Basketball hall of famer Magic Johnson said he never would have joined with Larry Bird to win a championship the way LeBron James is teaming with Dwyane Wade.

Johnson, who won five National Basketball Association championships with the Los Angeles Lakers, joins fellow hall of famer Michael Jordan in saying they would focus more on beating their rivals than joining them.

“We didn’t think about it cause that’s not what we were about,” said Johnson, whose Michigan State squad beat Bird’s Indiana State team in the 1979 National Collegiate Athletic Association championship. “From college, I was trying to figure out how to beat Larry Bird.”

James, the two-time reigning NBA Most Valuable Player, left the Cleveland Cavaliers on July 8 after seven seasons to sign with the Miami Heat. There he will join fellow All-Stars Wade and Chris Bosh, a free-agent who joined Miami from the Toronto Raptors. James has never won a title, though he led the Cavaliers to the NBA Finals and semifinals.

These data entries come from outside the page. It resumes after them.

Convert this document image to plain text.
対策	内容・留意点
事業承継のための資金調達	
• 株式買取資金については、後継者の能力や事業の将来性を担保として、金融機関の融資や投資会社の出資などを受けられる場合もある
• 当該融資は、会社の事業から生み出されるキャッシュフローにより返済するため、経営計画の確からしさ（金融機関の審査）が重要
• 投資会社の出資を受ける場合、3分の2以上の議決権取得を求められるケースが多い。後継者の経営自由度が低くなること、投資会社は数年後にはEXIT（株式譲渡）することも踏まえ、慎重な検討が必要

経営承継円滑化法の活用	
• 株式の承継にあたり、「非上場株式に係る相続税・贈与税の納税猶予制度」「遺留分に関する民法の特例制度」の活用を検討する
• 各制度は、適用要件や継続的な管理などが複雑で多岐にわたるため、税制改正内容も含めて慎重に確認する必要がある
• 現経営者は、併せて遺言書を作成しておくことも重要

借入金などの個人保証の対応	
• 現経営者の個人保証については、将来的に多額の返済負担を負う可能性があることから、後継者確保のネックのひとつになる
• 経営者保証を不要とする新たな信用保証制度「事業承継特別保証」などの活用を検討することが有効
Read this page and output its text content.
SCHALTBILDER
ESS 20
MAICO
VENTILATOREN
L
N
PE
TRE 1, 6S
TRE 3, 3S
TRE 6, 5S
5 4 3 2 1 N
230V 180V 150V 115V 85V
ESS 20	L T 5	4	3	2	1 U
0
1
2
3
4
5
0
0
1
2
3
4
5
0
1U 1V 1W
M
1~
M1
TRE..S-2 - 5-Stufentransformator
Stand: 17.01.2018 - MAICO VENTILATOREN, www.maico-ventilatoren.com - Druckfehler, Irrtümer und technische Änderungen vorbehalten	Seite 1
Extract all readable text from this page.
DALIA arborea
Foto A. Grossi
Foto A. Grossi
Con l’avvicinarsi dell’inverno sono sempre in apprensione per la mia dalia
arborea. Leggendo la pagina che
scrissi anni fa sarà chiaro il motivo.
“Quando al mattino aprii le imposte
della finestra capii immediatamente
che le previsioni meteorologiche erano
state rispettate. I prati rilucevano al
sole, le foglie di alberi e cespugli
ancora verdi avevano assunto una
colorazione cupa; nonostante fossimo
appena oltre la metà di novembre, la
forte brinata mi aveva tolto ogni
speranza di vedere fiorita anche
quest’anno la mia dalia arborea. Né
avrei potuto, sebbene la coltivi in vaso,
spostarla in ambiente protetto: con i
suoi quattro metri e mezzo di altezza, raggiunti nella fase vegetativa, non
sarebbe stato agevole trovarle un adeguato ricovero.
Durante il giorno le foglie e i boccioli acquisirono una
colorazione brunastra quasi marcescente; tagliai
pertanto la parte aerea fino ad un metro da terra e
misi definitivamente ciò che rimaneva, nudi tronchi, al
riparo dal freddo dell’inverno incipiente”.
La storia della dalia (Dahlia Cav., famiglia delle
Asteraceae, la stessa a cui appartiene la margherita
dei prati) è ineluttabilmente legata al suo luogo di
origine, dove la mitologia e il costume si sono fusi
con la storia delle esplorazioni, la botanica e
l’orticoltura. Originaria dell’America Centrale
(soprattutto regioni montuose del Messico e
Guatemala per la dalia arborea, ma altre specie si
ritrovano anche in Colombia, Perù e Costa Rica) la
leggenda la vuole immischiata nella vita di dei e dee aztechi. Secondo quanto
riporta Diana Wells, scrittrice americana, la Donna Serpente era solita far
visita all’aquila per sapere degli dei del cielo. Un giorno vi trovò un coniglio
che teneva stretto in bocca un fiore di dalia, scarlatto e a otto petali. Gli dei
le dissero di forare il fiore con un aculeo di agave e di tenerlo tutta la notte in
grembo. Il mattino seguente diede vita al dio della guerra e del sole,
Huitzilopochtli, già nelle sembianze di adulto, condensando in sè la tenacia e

Bird, a hall of famer who played for the Boston Celtics, and Johnson also faced each other in the NBA Finals three out of four years from 1984-1987, with Magic’s Lakers winning twice.

Jordan, a six-time NBA champion and currently the majority owner of the Charlotte Bobcats, made his comments over the weekend at a charity golf tournament. Johnson spoke about the possibility of joining Bird and Jordan on the same team in an interview this morning at Baruch College in New York.

“It was never a question in our mind because nobody has ever done that,” he said.

Johnson’s Career

Johnson, 50, joined the Lakers in 1979 and played for them until 1991. He also played in 32 games in the 1995-96 season. He won three MVP awards and was inducted into the Hall of Fame in 2002.

Johnson now owns Magic Johnson Enterprises, a Beverly Hills, California-based business that owns retail outlets including movie theaters and coffee shops around the U.S. His current project with Chicago-based Aon Corp., an insurance services company is designed to promote minority businesses.

Johnson said James, 25, also has a bright future once his NBA career is over.

“I think he will be, one day, a great businessman,” Johnson said. “The first order of business for LeBron is to win championships. If you build your brand on the court, then that will take care of the off the court brand.”